Semuanya telah berakhir! Rafa telah tertidur untuk selama-lamanya... Pelupuk matanya takkan pernah bergerak-gerak lagi. Takkan pernah membuka lagi...

Air mata mengalir deras dari mataku. Seakan-akan air itu takkan pernah berhenti mengalir. Membentuk anak sungai di pipiku yang basah.

Sebuah lengan melingkari bahuku. Tanpa menoleh pun aku tahu, itu lengan ayahku. Tetapi aku tidak menoleh. Tidak memberi reaksi.

Ayah ingin membawaku ke luar. Tetapi aku berkeras hendak tetap di sini. Aku akan menunggu terus di sini. Sampai Rafa terjaga. Membuka matanya.

Siapa tahu terjadi keajaiban. Mungkin saja Om Adam keliru. Rafa masih hidup. Dia akan siuman. Dia hanya pingsan. Koma. Atau persetan, apapun istilah mereka. Rafa akan terjaga kembali. Dan dia akan menangis memanggilku.

"Menangislah sayang! Rafa!!" bisikku berulang-ulang.

Tetapi Rafa tetap membisu.

***

Author POV

Hujan rintik membasahi bumi saat jasad Rafa dimakamkan sore itu. Rangga yang menggendong jenazah anaknya, pelan-pelan membaringkannya di lubang yang tidak lebih besar daripada ukuran dua kotak sepatu. Rafa Putra Wardana. Nama yang tertulis di batu nisa di atas kepala Rafa.

Saat seorang suami ditinggal mati oleh istri, maka dia disebut duda. Istri yang ditinggal mati suami, dia disebut janda. Anak yang ditinggal mati ayah, dia dinamakan yatim. Dan anak yang ditinggal mati ibu, dia dinamakan piatu.

Bagaimana dengan seorang ayah atau seorang ibu yang ditinggal mati anaknya? Tidak ada nama untuk mereka. Mungkin orang tidak berpikir untuk memberikan sebutan bagi orang sepertinya dan Gwen.

"He is in a better place." Satya, salah satu sepupunya, yang datang ke pemakaman menyampaikan dukanya.
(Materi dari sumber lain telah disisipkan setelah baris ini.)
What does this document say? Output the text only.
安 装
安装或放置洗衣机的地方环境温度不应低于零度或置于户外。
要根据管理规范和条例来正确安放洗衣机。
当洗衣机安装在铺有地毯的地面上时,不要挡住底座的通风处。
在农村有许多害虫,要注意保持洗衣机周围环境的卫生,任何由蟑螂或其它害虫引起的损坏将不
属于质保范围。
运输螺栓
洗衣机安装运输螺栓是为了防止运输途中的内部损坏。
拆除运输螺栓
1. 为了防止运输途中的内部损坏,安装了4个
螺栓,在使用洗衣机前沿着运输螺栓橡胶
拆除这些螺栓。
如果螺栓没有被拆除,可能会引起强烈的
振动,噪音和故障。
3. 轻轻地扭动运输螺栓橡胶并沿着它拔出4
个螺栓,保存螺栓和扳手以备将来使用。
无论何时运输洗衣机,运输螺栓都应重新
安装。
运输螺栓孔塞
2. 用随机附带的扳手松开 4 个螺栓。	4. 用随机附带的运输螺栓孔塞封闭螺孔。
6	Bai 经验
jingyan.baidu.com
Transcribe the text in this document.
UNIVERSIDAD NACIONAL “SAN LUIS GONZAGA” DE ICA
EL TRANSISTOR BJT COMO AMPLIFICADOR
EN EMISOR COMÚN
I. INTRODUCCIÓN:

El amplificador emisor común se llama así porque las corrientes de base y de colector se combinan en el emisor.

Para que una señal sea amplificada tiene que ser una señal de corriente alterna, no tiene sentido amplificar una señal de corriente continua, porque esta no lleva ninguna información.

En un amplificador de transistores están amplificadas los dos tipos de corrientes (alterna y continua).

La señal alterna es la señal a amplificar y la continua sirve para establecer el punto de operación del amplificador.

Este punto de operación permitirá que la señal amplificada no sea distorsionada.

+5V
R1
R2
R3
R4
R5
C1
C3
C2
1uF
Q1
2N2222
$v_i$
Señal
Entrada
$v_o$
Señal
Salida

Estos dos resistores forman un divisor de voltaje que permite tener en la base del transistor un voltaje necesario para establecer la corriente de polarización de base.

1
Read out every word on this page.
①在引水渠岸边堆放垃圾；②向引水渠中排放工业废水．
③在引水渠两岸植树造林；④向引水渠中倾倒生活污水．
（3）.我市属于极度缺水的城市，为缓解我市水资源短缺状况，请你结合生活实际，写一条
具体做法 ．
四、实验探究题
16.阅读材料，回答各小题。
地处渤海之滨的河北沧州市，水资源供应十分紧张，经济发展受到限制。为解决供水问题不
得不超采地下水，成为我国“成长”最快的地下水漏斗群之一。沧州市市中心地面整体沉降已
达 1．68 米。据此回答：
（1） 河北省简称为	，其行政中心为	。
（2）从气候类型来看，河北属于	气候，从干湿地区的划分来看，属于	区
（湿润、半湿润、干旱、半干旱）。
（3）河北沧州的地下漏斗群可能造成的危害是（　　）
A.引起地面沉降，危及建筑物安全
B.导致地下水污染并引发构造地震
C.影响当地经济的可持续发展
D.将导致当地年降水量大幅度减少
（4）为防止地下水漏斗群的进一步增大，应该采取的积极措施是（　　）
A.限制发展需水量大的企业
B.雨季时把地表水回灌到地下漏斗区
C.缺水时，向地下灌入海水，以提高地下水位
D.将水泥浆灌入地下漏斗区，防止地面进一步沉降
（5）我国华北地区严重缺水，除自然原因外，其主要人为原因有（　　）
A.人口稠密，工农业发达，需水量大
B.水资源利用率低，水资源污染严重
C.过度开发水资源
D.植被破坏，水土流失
Rangga hanya mengangguk dan memberi Satya setengah pelukan.

"He is not in the better place. Him better place is in my arms." Gwen tidak bisa menahan empsi saat Satya sudah pergi dan Rangga ikut duduk di sampingnya. Memperbaiki letak bunga Lily putih, yang sengaja dicari Rangga hari ini, di dekat batu nisan.

"Ayo pulang, Sayang!" Rangga melingkarkan tangannya ke bahu Gwen.

"Puas?" tiba-tiba Gwen berdiri. "Puas kamu melihat anakmu seperti ini lagi?" tanyanya dengan wajah penuh amarah.

"Butuh berapa tahun sampai kau merasakan apa yang dulu pernah aku rasakan?"

"Enam tahun..." Rangga bergumam. Siapa yang menyangka bahwa uang yang ditabungnya, yang sedianya untuk biaya pendidikan dan mencari rumah sendiri dengan halaman yang agak luas, harus digunakannya untuk menyewa tanah makam. Makam anaknya.

"Selamat karena kamu mendapatkan hidup yang kamu inginkan...." suara Gwen hilang ditelan desau angin musim hujan.

Langkah Rangga berat ketika meninggalkan Rada sendirian tidur di sana. Kematian seorang anak adalah pengalaman paling buruk yang bisa dialami oleh orangtua. Kalau bisa, Rangga ingin menukar dengan nyawanya. Akan lebih baik bagi Gwen kalau dirinya yang mati, bukan anak mereka.